Let's think, for a moment, about the cultural history of drinking. The first reason people consume booze is to relax, taking advantage of its anxiolytic properties. This is the proverbial drink after work – after a eight hours of toil, there's something deeply soothing about a dose of alcohol, which quiets the brain by up-regulating our GABA receptors. (But don't get carried away: While the moderate consumption of alcohol might reduce the stress response, blood alcohol levels above 0.1 percent - most states consider 0.08 the legal limit for driving - trigger a large release of stress hormones. Although you might feel drunkenly relaxed, your body is convinced it's in a state of mortal danger.) And so the stresses of the day seem to fade away – we are given a temporary respite from the recursive complaints of self-consciousness. Since chronic stress is really, really bad for us, finding a substance that can reliably interrupt the stress loop might have medical benefits.

But drinking isn't just about de-stressing.

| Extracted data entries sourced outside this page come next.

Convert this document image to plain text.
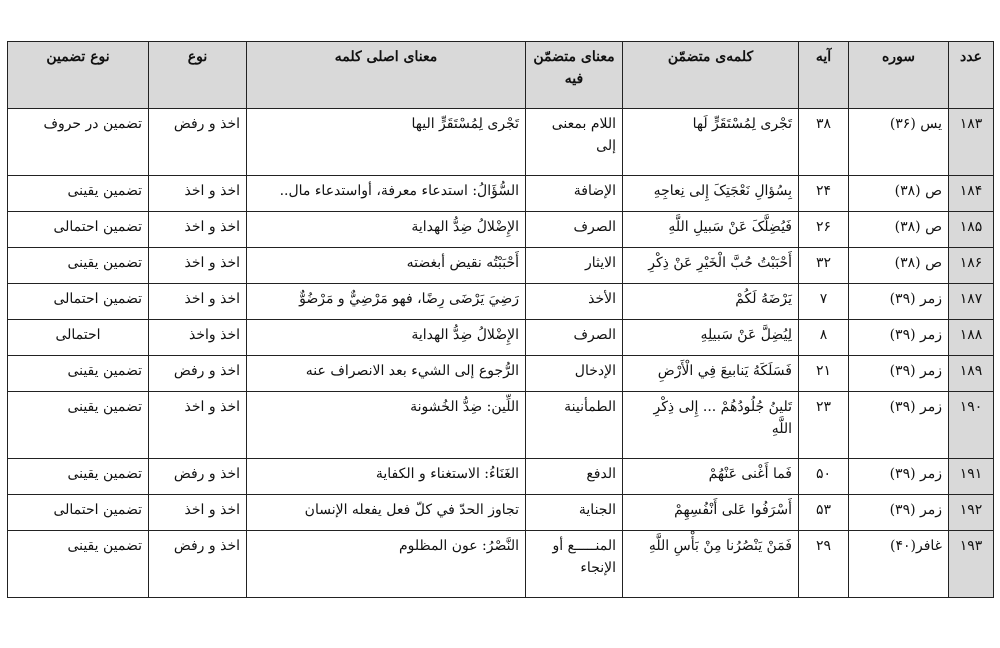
عدد	سوره	آیه	کلمه‌ی متضمّن	معنای متضمّن فیه	معنای اصلی کلمه	نوع	نوع تضمین
۱۸۳	یس (۳۶)	۳۸	تَجْرى لِمُسْتَقَرٍّ لَها	اللام بمعنى إلى	تَجْرى لِمُسْتَقَرٍّ اليها	اخذ و رفض	تضمین در حروف
۱۸۴	ص (۳۸)	۲۴	بِسُؤالِ نَعْجَتِکَ إِلى‏ نِعاجِهِ	الإضافة	السُّؤَالُ: استدعاء معرفة، أواستدعاء مال..	اخذ و اخذ	تضمین یقینی
۱۸۵	ص (۳۸)	۲۶	فَيُضِلَّکَ عَنْ سَبيلِ اللَّهِ	الصرف	الإِضْلالُ ضِدُّ الهداية	اخذ و اخذ	تضمین احتمالی
۱۸۶	ص (۳۸)	۳۲	أَحْبَبْتُ حُبَّ الْخَيْرِ عَنْ ذِکْرِ	الايثار	أَحْبَبْتُه نقيض أبغضته	اخذ و اخذ	تضمین یقینی
۱۸۷	زمر (۳۹)	۷	يَرْضَهُ لَکُمْ	الأخذ	رَضِيَ يَرْضَى رِضًا، فهو مَرْضِيٌّ و مَرْضُوٌّ	اخذ و اخذ	تضمین احتمالی
۱۸۸	زمر (۳۹)	۸	لِيُضِلَّ عَنْ سَبيلِهِ	الصرف	الإِضْلالُ ضِدُّ الهداية	اخذ واخذ	احتمالی
۱۸۹	زمر (۳۹)	۲۱	فَسَلَکَهُ يَنابيعَ فِي الْأَرْضِ	الإدخال	الرُّجوع إلى الشيء بعد الانصراف عنه	اخذ و رفض	تضمین یقینی
۱۹۰	زمر (۳۹)	۲۳	تَلينُ جُلُودُهُمْ ... إِلى‏ ذِکْرِ اللَّهِ	الطمأنينة	اللِّين: ضِدُّ الخُشونة	اخذ و اخذ	تضمین یقینی
۱۹۱	زمر (۳۹)	۵۰	فَما أَغْنى‏ عَنْهُمْ	الدفع	الغَنَاءُ: الاستغناء و الکفاية	اخذ و رفض	تضمین یقینی
۱۹۲	زمر (۳۹)	۵۳	أَسْرَفُوا عَلى‏ أَنْفُسِهِمْ	الجناية	تجاوز الحدّ في کلّ فعل يفعله الإنسان	اخذ و اخذ	تضمین احتمالی
۱۹۳	غافر(۴۰)	۲۹	فَمَنْ يَنْصُرُنا مِنْ بَأْسِ اللَّهِ	المنـــــع أو الإنجاء	النَّصْرُ: عون المظلوم	اخذ و رفض	تضمین یقینی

In fact, the cultural traditions surrounding alcohol tend to emphasize a second, and perhaps even more important, function: socializing. For as long people have been fermenting things, they've been transforming the yeasty run-off into excuses for big parties. From Babylonian harvest festivals to the bacchanalias of Ancient Greece, alcohol has always been entangled with our get togethers. This is for obvious reasons: Alcohol is a delightful social lubricant, a liquid drug that is particularly good at erasing our inter-personal anxieties. And this might help explain why, according to the new study, moderate drinkers have more friends and higher quality "friend support" than abstainers. They're also more likely to be married.

What does this have to do with longevity? In recent years, sociologists and epidemiologists have begun studying the long-term effects of loneliness. It turns out to be really dangerous. We are social primates, and when we're cut off from the social network, we are more likely to die from just about everything (but especially heart disease). At this point, the link between abstinence and social isolation is merely hypothetical. But given the extensive history of group drinking – it's what we do when we come together – it seems likely that drinking in moderation makes it easier for us develop and nurture relationships. And it these relationships that help keep us alive.

Of course, relationships have their own chemistry, a language of dopamine, oxytocin, vasopressin, etc. But I think that in the rush to decipher the bodily molecules, we are missing the essential lesson, which is that some of the most valuable health benefits don't come from compounds that can be bottled, or condensed into a gel capsule. Instead, they come from other people, from those lovely conversations we share over a glass or three of wine.

Surgeon General's Warning: Of course, these longitudinal correlations don't mitigate the negative, and frequently devastating, consequences of alcohol and alcoholism. Let's not forget that alcohol can be an addictive substance, and that, in many contexts, drinking promotes violence and thuggishness, and not polite socializing. It's also essential to note that all of the aforementioned health benefits of alcohol (such as de-stressing and socializing) can also be achieved for free, such as with meditation or by simply being a good friend.